Brazilians Rising Against Temer Government’s Dismantling of Pensions and Attacks on Workers’ Rights

photo: Photo: Diego

More than a million people across Brazil’s 27 states took part in protests on 15 March against huge cuts to pensions and social security planned by the deeply unpopular government of Michel Temer.

The protests, organised by a broad coalition including all of Brazil’s trade union centres, along with homeless and landless workers’ movements, indigenous groups and others, were accompanied by one-day strikes by teachers, and by workers from the metals, oil, transport and public sectors. Temer, installed by a parliament riddled with corruption after the political coup against President Dilma Rousseff, has launched a brutal programme of cuts targeting workers and the poor as his government races against time to lock in its business-friendly agenda before a new round of expected corruption cases threatens to bring the government down.
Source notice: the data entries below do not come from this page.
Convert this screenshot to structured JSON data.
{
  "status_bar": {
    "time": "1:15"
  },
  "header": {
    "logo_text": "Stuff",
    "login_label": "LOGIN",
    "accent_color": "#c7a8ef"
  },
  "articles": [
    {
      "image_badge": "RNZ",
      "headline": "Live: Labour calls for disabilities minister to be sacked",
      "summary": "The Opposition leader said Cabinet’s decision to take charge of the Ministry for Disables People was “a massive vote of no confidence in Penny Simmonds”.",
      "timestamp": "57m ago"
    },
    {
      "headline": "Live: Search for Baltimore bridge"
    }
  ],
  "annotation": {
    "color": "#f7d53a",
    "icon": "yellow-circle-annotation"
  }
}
In Sao Paolo, former President Lula da Silva addressed a crowd of 250,000 people, saying “although weak and unrepresentative, Temer has managed to assemble in Congress a political force that no other elected president has achieved. They are determined to impose a social security reform that will practically prevent millions of Brazilians from retiring. Poorer workers, especially in the rural Northeast, will retire with half a minimum wage.”
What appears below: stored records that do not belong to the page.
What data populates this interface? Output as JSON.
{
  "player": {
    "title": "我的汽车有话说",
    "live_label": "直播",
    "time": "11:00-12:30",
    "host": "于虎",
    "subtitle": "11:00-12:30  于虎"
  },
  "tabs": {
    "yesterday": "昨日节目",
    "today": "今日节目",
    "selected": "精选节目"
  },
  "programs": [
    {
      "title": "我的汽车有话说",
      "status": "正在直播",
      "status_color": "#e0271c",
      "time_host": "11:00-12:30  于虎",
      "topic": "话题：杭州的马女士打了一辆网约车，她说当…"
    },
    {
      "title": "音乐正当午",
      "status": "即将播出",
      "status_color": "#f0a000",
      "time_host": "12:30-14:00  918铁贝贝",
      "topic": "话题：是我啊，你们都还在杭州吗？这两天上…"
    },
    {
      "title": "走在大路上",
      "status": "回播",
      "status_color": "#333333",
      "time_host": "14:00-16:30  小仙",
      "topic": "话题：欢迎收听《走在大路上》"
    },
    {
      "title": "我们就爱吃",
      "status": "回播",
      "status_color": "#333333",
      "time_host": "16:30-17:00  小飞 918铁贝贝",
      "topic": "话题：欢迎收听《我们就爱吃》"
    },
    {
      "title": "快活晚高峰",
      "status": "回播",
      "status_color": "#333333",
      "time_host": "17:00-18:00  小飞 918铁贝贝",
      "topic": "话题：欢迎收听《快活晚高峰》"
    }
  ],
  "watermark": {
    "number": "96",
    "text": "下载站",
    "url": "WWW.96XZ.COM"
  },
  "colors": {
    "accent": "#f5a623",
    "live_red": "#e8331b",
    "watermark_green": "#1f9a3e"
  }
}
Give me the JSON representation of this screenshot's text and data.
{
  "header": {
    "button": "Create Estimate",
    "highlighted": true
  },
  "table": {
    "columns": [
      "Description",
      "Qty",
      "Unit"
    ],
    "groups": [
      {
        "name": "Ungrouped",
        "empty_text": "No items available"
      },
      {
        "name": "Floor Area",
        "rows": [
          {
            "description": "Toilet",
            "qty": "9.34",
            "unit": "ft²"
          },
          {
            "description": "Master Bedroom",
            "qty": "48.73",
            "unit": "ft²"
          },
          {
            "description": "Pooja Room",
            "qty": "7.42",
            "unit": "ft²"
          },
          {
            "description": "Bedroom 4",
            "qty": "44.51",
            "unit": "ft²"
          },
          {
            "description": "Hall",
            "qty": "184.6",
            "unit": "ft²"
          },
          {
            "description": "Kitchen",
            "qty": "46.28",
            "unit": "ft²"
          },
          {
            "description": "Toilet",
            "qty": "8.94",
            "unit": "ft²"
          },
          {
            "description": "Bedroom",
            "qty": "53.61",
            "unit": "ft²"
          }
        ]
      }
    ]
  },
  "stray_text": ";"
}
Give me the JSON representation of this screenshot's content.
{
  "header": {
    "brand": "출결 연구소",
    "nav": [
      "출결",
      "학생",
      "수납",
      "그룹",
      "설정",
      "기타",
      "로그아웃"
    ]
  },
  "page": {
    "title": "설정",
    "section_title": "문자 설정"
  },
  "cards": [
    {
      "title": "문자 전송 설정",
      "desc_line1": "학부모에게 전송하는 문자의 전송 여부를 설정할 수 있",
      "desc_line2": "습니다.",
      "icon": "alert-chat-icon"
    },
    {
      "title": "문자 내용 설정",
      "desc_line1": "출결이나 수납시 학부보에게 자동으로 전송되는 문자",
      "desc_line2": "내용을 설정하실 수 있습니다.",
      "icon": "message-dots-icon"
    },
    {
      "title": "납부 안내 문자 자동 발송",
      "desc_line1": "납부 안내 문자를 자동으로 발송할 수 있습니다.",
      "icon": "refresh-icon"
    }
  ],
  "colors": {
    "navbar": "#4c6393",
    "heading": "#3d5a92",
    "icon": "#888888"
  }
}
ITUC President João Felicio said, “on 15 March, Bazilian workers gave a demonstration of strength and courage. They reject these labour and social security reforms, coming from an unpopular and illegitimate government. International Support will continue to be extremely importante for the resistance to these reforms, which punish the poorest people.”
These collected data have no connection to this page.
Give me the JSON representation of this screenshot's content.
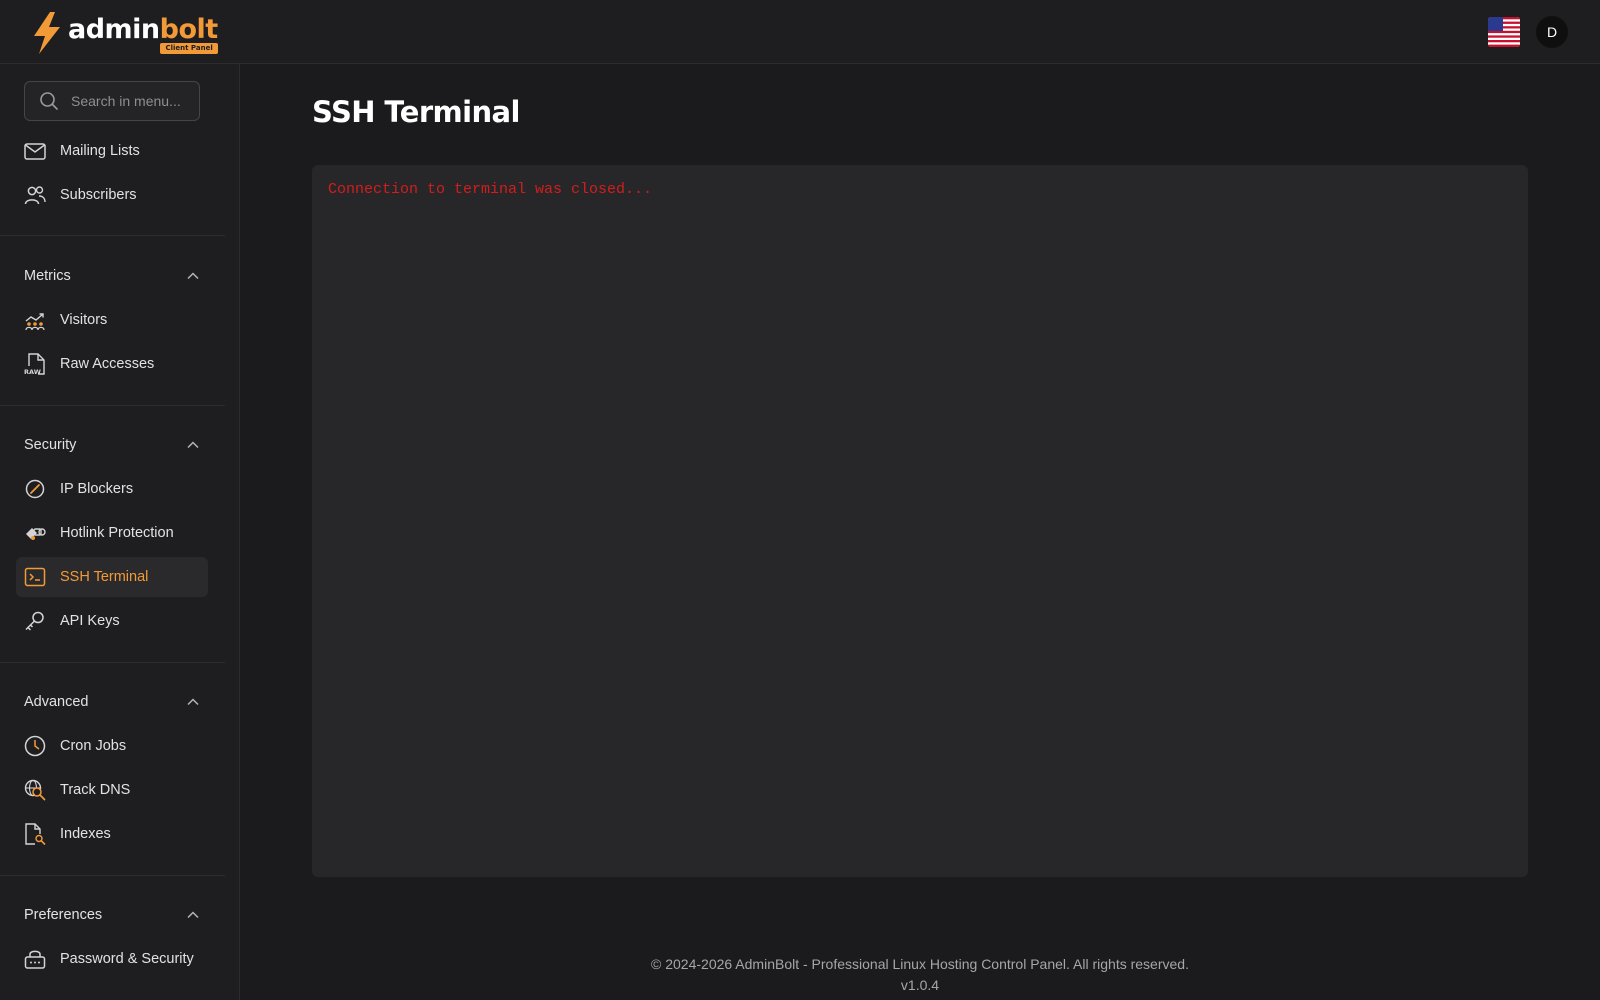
{
  "header": {
    "logo": {
      "word_main": "admin",
      "word_accent": "bolt",
      "badge": "Client Panel"
    },
    "language_flag": "us-flag-icon",
    "user_avatar_initial": "D",
    "accent_color": "#f29a38"
  },
  "sidebar": {
    "search_placeholder": "Search in menu...",
    "top_items": [
      {
        "label": "Mailing Lists",
        "icon": "mail-icon"
      },
      {
        "label": "Subscribers",
        "icon": "users-icon"
      }
    ],
    "sections": [
      {
        "title": "Metrics",
        "items": [
          {
            "label": "Visitors",
            "icon": "visitors-chart-icon"
          },
          {
            "label": "Raw Accesses",
            "icon": "raw-file-icon"
          }
        ]
      },
      {
        "title": "Security",
        "items": [
          {
            "label": "IP Blockers",
            "icon": "block-icon"
          },
          {
            "label": "Hotlink Protection",
            "icon": "hotlink-icon"
          },
          {
            "label": "SSH Terminal",
            "icon": "terminal-icon",
            "active": true
          },
          {
            "label": "API Keys",
            "icon": "key-icon"
          }
        ]
      },
      {
        "title": "Advanced",
        "items": [
          {
            "label": "Cron Jobs",
            "icon": "clock-icon"
          },
          {
            "label": "Track DNS",
            "icon": "dns-search-icon"
          },
          {
            "label": "Indexes",
            "icon": "file-search-icon"
          }
        ]
      },
      {
        "title": "Preferences",
        "items": [
          {
            "label": "Password & Security",
            "icon": "lock-icon"
          }
        ]
      }
    ]
  },
  "main": {
    "title": "SSH Terminal",
    "terminal_message": "Connection to terminal was closed...",
    "terminal_message_color": "#d31d1d"
  },
  "footer": {
    "copyright": "© 2024-2026 AdminBolt - Professional Linux Hosting Control Panel. All rights reserved.",
    "version": "v1.0.4"
  }
}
Under Temer’s plans, a teacher would need to work 49 years without interruption to receive her full pension, as would agriculture workers. Pensions for politicians and magistrates however would be left untouched.

Lula, still Brazil’s most popular politician, is seen as the most potent threat to the Temer government, and judges supportive of Temer are expected to push ahead with legal action against Lula to stop him standing again for political office. International human rights lawyers have referred the judicial campaign against Lula, led by populist lower-court judge Sergio Moro, to the UN’s Human Rights Council. Commenting on the move last July, prominent international human rights lawyer Geoffrey Robertson described the judicial persecution of Lula as a “gross violation of the most fundamental right to a fair trial”.

The Temer government is poised to launch a further push aimed at weakening civil society, by attacking the rights of workers to trade union representation. This will meet further strong resistance across the country, with the full support of the international trade union movement.